One Big Goal vs. Lots of Tiny Steps

Having a big goal can be daunting. If you aim to make $1 million, you’ll feel like you might never achieve this goal. 

However, if you take tiny steps — say, a few hundred thousand dollars per quarter or year — everything feels more manageable. 

That’s essentially the same as building a product or features as a SaaS company. 

You can’t just have one goal; you’ll have to come up with little steps and walk up each of them. One at a time. Until you finish the build. 

You’ll end up in the same spot as when you have one big, daunting goal. However, having tiny steps is much less overwhelming — you won’t talk yourself into giving up and say things like, “I’m never going to climb this. It’s never going to happen.” 

This is the agile way of building products and features. The visualization from Ross Harkness truly puts things into perspective for people who get caught up in such big goals. 

#5 – Wasted Time


Wasted Time

We can put this one in the same bucket as the shiny objects syndrome — people often say yes to things that they shouldn’t be doing instead of focusing on what matters. 

In reality, the things you should focus on usually only make up a tenth of your day.

Taking on tasks that shouldn’t be on your plate can be frustrating. Your team will have competing priorities around security, features, and different clients. 

This will only result in more noise. It will make development and roadmaps more difficult. You end up with wasted time.

The solution: be clear about who you want to deliver for and what you want to deliver. This drives your business forward — you’ll know who your clients are and what’s best for them. 

Have a clear vision and break it into small steps. Do what you have to do, and don’t waste time. Time is precious; we don’t want to waste too much time because we don’t have much of it. 

#6 – Failure is Part of Success


Failure is Part of Success

This one may sound cliche to some, but it’s true. 

Essentially, you’re going to fail 100 times before you succeed once. That’s true in every part of life and even truer in software development. 

The great thing about software development is that you can keep iterating. You can fail multiple times if that’s necessary to deliver one great product. 

Compare that to a car manufacturer who generally releases one model per year. Their iteration gaps are farther apart. If they make a mistake, the consequences are more serious. 

Meanwhile, software companies can deliver something and see if it’s successful. They can keep working, failing, and going for success. Eventually, they get there. 

In other words: don’t let mistakes stop you from achieving your goals. 

#7 – Every “No” is a Step Closer to a “Yes”


Every “No” is a Step Closer to a “Yes”

Just like every failure is a step closer to success, every no is a step closer to a yes. 

This is true for sales more than anything else. You have to knock on doors to find the “yes” behind them. You never know which customer will open their doors to you if you don’t knock. 

Keep asking. If you don’t ask, you won’t get the right answer. 

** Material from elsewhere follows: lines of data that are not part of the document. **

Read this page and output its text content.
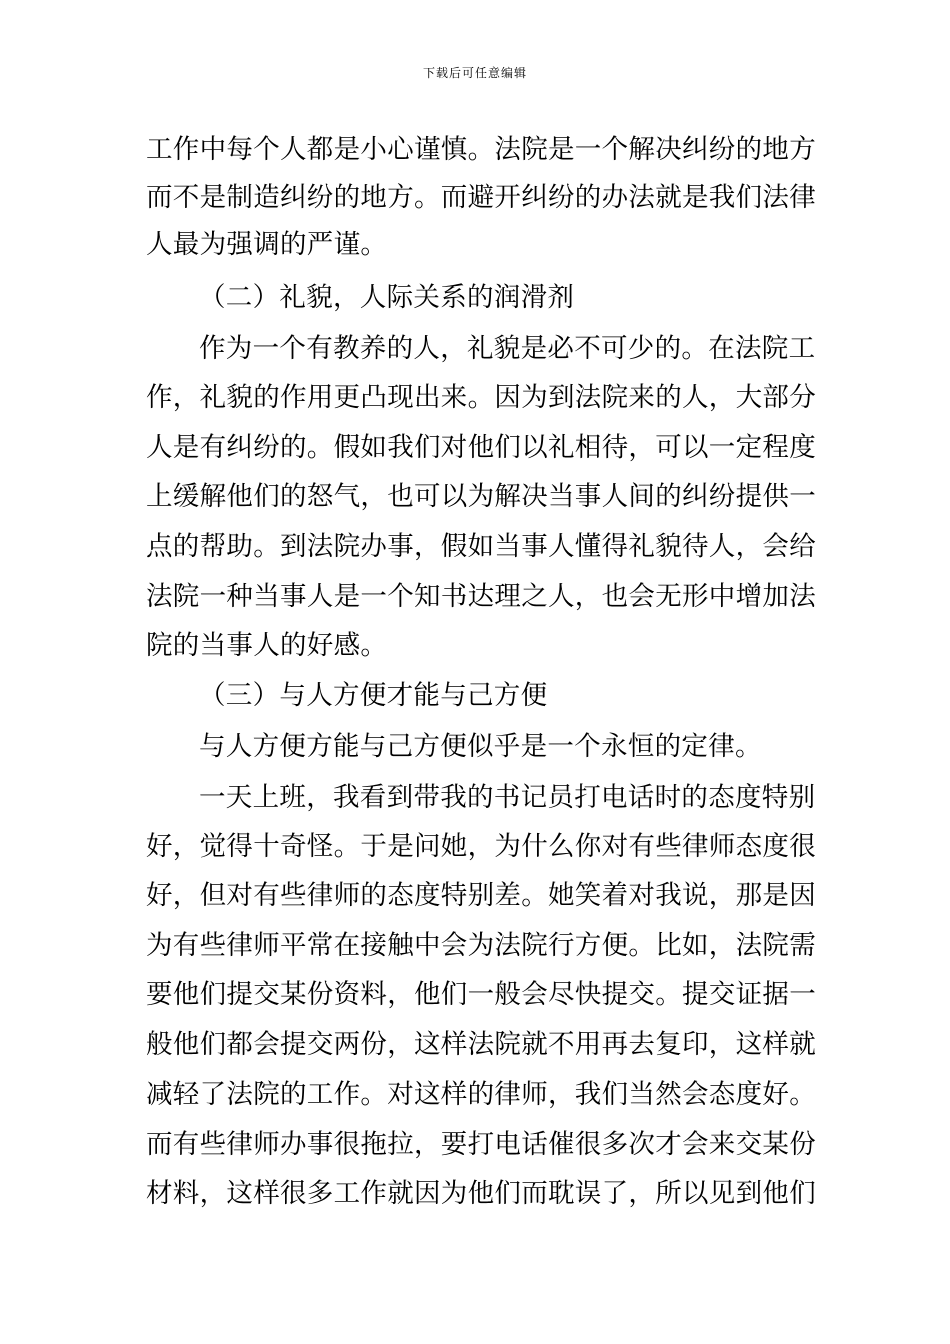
下载后可任意编辑
工作中每个人都是小心谨慎。法院是一个解决纠纷的地方
而不是制造纠纷的地方。而避开纠纷的办法就是我们法律
人最为强调的严谨。
（二）礼貌，人际关系的润滑剂
作为一个有教养的人，礼貌是必不可少的。在法院工
作，礼貌的作用更凸现出来。因为到法院来的人，大部分
人是有纠纷的。假如我们对他们以礼相待，可以一定程度
上缓解他们的怒气，也可以为解决当事人间的纠纷提供一
点的帮助。到法院办事，假如当事人懂得礼貌待人，会给
法院一种当事人是一个知书达理之人，也会无形中增加法
院的当事人的好感。
（三）与人方便才能与己方便
与人方便方能与己方便似乎是一个永恒的定律。
一天上班，我看到带我的书记员打电话时的态度特别
好，觉得十奇怪。于是问她，为什么你对有些律师态度很
好，但对有些律师的态度特别差。她笑着对我说，那是因
为有些律师平常在接触中会为法院行方便。比如，法院需
要他们提交某份资料，他们一般会尽快提交。提交证据一
般他们都会提交两份，这样法院就不用再去复印，这样就
减轻了法院的工作。对这样的律师，我们当然会态度好。
而有些律师办事很拖拉，要打电话催很多次才会来交某份
材料，这样很多工作就因为他们而耽误了，所以见到他们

#8 – What They See is Far from Reality


What They See is Far from Reality

Here’s a question: what is overnight success? 

People may think about a 30-year-old business owner who sells his business for $400 million, becoming a multi-millionaire overnight. 

But in reality, overnight success is an ongoing journey. 

Think of it this way: a person starts a business and sees success. Everything’s going great. Then, for whatever reason, their venture suddenly goes off a cliff. 

But this doesn’t stop the person from working.

They start another business. It performs well, and they keep working on it until it reaches the same level of success as their previous business.  

I say it takes 10 years to make an overnight success, and this photo illustrates that truly well. 

The Bottom Line

Software is one of those things that have a great compounding effect. Once you get your product out in the market, it will keep running and you can keep building it. 

You have to be consistent in this field. Keep moving forward and going in the right direction. The pictures above illustrate these principles well, and I hope they’ve been helpful to you.